Concerned about the loss of manufacturing jobs to Mexico, President Donald Trump campaigned last year on a pledge to either renegotiate NAFTA to get a better deal for American workers, or use his executive powers to give notice that the U.S. would terminate the agreement.

Last November, Ambrose accused the Liberal government of jumping the gun when Canada's ambassador swiftly articulated a willingness on Canada's part to reopen the deal.

Trump's concerns with NAFTA are "about Mexico, not Canada," she said then.

Ambrose's attacks implied Canada looked weak for capitulating to Trump's demand to rework the deal. 

"Wow. That is some tough negotiating," she said in a speech to her caucus last fall. "Clearly [Prime Minister Justin Trudeau] never read [Trump's book] The Art of the Deal."

President Donald Trump, seen here during a press conference with British Prime Minister Theresa May Friday, wants to move very quickly to start renegotiations. But this week's confrontations with the Mexican government over Trump's intentions to build a wall along the border suggest talks are unlikely to proceed smoothly. (Evan Vucci/Associated Press)

But in the weeks since, it appears the Conservative position has evolved to now accepting the need for at least amendments to the deal.

Updates to the deal may be useful. Labour mobility provisions, for example, don't include many now-common information technology professions on the list of workers eligible for temporary entry to the U.S.

Trade skeptics among Conservative base?

Conservatism in Canada, particularly prior to Stephen Harper's tenure as leader, has sometimes featured a strain of trade skepticism in its ranks.

Anti-free trade campaigner David Orchard, for example, once seriously challenged for the leadership of one of the Conservative Party's predecessors, the Progressive Conservative Party of Canada.

David Orchard (right), who campaigned against Canada's free trade deals with the U.S. and Mexico, twice ran for the leadership of the Progressive Conservative Party, a predecessor of the party Ambrose now leads. (Frank Gunn/Canadian Press)

Ambrose was asked Friday about whether there are voters among her party's base today who might see layoffs like the 625 workers announced Friday at the General Motors CAMI assembly plant in Ingersoll, Ont. as evidence trade agreements threaten jobs.

Some of the electoral gains the party made under Harper's leadership came when so-called blue-collar voters in ridings with significant unionized manufacturing businesses switched from voting NDP to voting Conservative.
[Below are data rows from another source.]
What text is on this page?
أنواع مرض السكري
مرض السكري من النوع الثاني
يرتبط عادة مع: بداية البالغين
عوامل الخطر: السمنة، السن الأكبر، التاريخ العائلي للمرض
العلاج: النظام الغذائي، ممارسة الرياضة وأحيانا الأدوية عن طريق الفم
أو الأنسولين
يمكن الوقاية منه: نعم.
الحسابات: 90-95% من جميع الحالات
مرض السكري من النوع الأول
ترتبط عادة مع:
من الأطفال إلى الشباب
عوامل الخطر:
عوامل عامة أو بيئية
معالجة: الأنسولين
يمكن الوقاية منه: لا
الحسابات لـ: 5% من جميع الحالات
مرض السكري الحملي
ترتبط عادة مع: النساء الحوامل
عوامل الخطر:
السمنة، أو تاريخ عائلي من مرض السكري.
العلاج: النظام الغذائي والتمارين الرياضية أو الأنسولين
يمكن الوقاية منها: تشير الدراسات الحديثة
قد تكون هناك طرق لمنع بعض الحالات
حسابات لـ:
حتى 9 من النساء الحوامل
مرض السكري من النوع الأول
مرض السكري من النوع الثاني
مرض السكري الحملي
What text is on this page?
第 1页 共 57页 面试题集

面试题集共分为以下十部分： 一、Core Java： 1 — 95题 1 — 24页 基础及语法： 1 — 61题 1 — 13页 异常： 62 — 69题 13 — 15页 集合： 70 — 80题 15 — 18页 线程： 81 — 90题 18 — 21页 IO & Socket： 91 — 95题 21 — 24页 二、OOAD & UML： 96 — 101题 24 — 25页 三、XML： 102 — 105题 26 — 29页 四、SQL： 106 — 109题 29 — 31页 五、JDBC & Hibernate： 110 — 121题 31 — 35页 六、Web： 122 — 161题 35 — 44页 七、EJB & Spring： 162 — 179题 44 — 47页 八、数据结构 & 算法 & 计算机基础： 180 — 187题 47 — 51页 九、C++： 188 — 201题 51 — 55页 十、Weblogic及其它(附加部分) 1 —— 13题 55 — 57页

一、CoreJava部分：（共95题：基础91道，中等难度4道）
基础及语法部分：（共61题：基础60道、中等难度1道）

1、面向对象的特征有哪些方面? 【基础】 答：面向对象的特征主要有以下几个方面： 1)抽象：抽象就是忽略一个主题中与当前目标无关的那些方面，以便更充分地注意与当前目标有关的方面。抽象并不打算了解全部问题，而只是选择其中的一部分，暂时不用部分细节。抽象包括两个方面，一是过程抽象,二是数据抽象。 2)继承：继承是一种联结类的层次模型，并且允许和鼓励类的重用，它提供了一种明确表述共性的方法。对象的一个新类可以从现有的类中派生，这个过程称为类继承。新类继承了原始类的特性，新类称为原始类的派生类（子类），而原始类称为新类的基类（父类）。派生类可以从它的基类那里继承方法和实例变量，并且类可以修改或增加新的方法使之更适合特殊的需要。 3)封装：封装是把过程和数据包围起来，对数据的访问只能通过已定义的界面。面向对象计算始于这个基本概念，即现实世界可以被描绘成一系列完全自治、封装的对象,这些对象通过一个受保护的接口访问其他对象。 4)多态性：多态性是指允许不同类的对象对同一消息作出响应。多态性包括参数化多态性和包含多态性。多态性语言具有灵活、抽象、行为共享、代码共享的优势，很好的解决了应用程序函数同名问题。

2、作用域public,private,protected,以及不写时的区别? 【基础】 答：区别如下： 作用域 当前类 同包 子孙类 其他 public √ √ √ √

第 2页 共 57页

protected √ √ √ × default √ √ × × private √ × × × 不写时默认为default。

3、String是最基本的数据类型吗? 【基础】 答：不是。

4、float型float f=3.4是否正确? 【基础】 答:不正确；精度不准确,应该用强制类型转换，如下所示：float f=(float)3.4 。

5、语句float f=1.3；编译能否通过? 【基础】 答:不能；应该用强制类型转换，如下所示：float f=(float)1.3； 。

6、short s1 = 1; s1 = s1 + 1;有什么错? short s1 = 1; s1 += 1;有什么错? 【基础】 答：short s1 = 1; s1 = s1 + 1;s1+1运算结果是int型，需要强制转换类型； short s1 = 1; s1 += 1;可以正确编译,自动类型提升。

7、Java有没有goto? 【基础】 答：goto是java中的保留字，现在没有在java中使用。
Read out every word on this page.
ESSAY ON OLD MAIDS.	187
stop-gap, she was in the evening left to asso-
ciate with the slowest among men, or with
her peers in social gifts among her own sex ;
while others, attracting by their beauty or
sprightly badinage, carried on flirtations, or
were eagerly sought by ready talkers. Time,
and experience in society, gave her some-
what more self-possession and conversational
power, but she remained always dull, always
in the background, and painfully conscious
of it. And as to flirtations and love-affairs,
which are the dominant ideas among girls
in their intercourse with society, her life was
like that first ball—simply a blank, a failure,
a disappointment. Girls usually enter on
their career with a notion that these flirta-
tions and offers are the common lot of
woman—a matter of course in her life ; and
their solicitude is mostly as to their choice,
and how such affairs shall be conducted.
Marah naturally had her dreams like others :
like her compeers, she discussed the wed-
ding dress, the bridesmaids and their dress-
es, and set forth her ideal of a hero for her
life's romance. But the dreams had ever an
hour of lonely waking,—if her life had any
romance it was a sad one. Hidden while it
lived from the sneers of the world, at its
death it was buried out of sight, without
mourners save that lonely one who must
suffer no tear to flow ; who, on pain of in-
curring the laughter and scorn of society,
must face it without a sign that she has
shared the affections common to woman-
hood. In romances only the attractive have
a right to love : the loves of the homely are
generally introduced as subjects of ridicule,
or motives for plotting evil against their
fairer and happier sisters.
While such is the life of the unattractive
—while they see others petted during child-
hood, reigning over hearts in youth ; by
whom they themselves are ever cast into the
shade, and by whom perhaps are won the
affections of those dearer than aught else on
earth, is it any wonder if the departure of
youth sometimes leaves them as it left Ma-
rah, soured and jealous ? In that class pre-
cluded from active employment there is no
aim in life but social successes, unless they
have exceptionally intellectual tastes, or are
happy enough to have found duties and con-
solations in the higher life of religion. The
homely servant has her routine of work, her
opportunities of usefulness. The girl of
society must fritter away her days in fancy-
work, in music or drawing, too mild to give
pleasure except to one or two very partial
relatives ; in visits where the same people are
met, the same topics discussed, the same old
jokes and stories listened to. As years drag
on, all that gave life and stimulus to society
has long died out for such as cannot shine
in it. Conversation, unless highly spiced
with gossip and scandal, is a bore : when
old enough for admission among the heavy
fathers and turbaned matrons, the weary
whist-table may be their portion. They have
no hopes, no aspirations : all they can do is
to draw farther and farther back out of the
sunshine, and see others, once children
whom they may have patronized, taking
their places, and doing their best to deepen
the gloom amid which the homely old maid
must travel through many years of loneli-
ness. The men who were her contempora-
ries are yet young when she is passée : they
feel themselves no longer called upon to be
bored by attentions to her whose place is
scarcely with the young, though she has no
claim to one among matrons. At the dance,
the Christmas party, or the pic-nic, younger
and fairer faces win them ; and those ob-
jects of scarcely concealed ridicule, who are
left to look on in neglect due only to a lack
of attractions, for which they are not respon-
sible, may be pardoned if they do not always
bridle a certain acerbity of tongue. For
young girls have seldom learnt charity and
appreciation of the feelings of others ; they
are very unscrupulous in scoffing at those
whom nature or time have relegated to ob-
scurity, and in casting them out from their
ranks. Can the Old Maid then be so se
Unifor's national president, Jerry Dias, who represents the CAMI workers, said Friday that the General Motors move shows NAFTA is a terrible deal — only the latest labour leader sharing Trump's views.

Could the anti-trade rhetoric that propelled Republicans to victory in the U.S. last year take hold in Canada's Conservative-voting ranks?

"As someone who believes in free trade, I worry about the world becoming less interested in free trade," Ambrose said. "Globalization writ large has made the world wealthier, healthier and safer."

Plus, protectionism is bad for Canadian business, she suggested.

"We have a small economy. And we need open borders so that we have access to more markets," she said.

'We're uncompetitive'

Ambrose said the CAMI layoffs are a symptom of something else: poor government.

"We're not losing jobs because of NAFTA. We're losing jobs because we're uncompetitive," she said. "That goes back to government policy."

"If our taxes are higher, our labour costs are higher, our energy costs are higher... then there is no level playing field anymore and we'll lose." 

While concerned about the job losses, Economic Development Minister Navdeep Bains said Friday that the government remains "optimistic about the strength and future of Canada's automotive industry."